Pour Antoinette, elle était ravie de voir Amaury si noble, si généreux, si ardent.
Après le dîner, son tour vint, et l'on commença à parler d'elle, comme on avait parlé d'Amaury.
- Amaury, dit M. d'Avrigny, lorsque de nouveau, vers les sept heures du soir, ils se retrouvèrent seuls, Amaury, quand je n'y serai plus, je vous la confie.
Le malheur vous a mûri maintenant ; détaché du monde comme vous voulez l'être désormais, vous jugerez mieux les choses et les hommes, conseillez-la, mon ami, guidez-la ; soyez son frère.
- Oui, reprit Amaury avec effusion, et un frère bien dévoué, je vous le jure.
Oui, mon cher tuteur, j'accepte avec bonheur ces devoirs de jeune père que vous m'imposez, et ne m'en départirai que le jour où je la pourrai remettre à un mari qui l'aime et soit digne d'elle.

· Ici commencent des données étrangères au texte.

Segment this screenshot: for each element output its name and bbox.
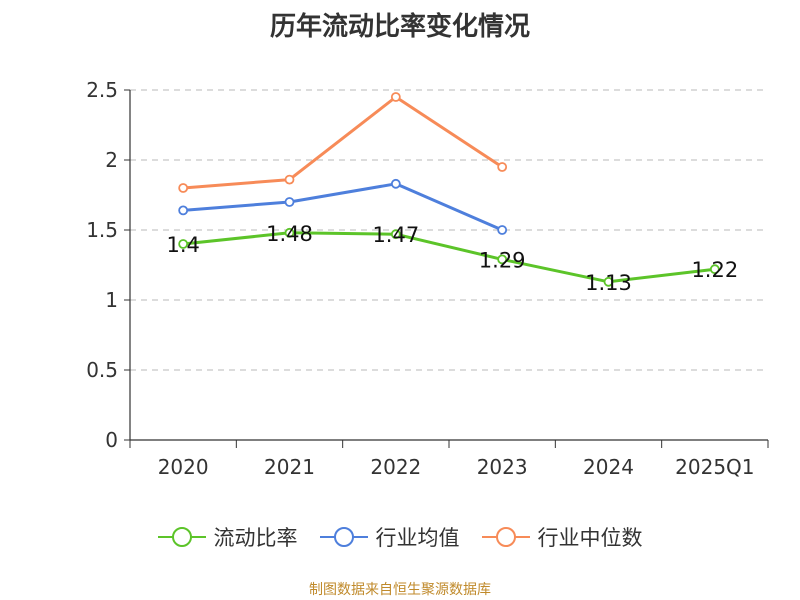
x-tick-label: 2022: [370, 455, 421, 479]
legend-label-industry-average: 行业均值: [375, 526, 460, 550]
data-point: [497, 162, 508, 172]
series-line: [183, 231, 716, 284]
data-point: [178, 239, 189, 249]
x-tick-label: 2024: [583, 455, 634, 479]
legend-marker-industry-average: [319, 527, 368, 547]
data-label: 1.13: [585, 271, 632, 295]
x-tick-label: 2020: [158, 455, 209, 479]
legend-label-current-ratio: 流动比率: [213, 526, 298, 550]
x-tick-label: 2023: [477, 455, 528, 479]
data-point: [284, 197, 295, 207]
data-point: [178, 183, 189, 193]
data-label: 1.22: [691, 258, 738, 282]
legend-marker-industry-median: [481, 527, 530, 547]
chart-title: 历年流动比率变化情况: [269, 12, 530, 42]
y-tick-label: 2.5: [86, 78, 118, 102]
data-point: [178, 205, 189, 216]
y-tick-label: 0.5: [86, 358, 118, 382]
legend-item-industry-median[interactable]: 行业中位数: [481, 522, 643, 552]
legend-marker-current-ratio: [157, 527, 206, 547]
data-point: [284, 227, 295, 238]
data-point: [709, 264, 720, 275]
y-tick-label: 0: [105, 428, 118, 452]
x-tick-label: 2021: [264, 455, 315, 479]
data-point: [390, 229, 401, 240]
data-source-note: 制图数据来自恒生聚源数据库: [309, 582, 491, 598]
data-label: 1.48: [266, 222, 313, 246]
data-point: [390, 178, 401, 189]
chart-legend: 流动比率 行业均值 行业中位数: [0, 522, 800, 552]
y-tick-label: 1: [105, 288, 118, 312]
data-point: [497, 254, 508, 265]
data-label: 1.47: [372, 223, 419, 247]
data-point: [603, 276, 614, 287]
data-point: [284, 174, 295, 185]
y-tick-label: 1.5: [86, 218, 118, 242]
series-line: [183, 95, 503, 190]
x-tick-label: 2025Q1: [675, 455, 754, 479]
data-point: [390, 92, 401, 102]
legend-label-industry-median: 行业中位数: [537, 526, 643, 550]
data-point: [497, 225, 508, 235]
series-line: [183, 182, 503, 232]
data-label: 1.29: [479, 248, 526, 272]
y-tick-label: 2: [105, 148, 118, 172]
legend-item-industry-average[interactable]: 行业均值: [319, 522, 460, 552]
data-label: 1.4: [166, 233, 199, 257]
legend-item-current-ratio[interactable]: 流动比率: [157, 522, 298, 552]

Antoinette, dès que ce sujet revenait dans la conversation, retombait aussitôt dans la tristesse et le silence.
Elle baissa donc les yeux, muette et songeuse ; mais le docteur reprit vivement :
- C'est justement de cela que nous parlions tantôt quand vous êtes arrivé, Amaury.
- Ah ! je serais bien content, si, avant de vous quitter, je la savais heureuse et aimée dans la maison d'un époux digne d'elle.
Voyons, Amaury, continua le vieillard, voyons, parmi vos amis ne connaissez-vous personne ?
Amaury, à son tour, garda le silence.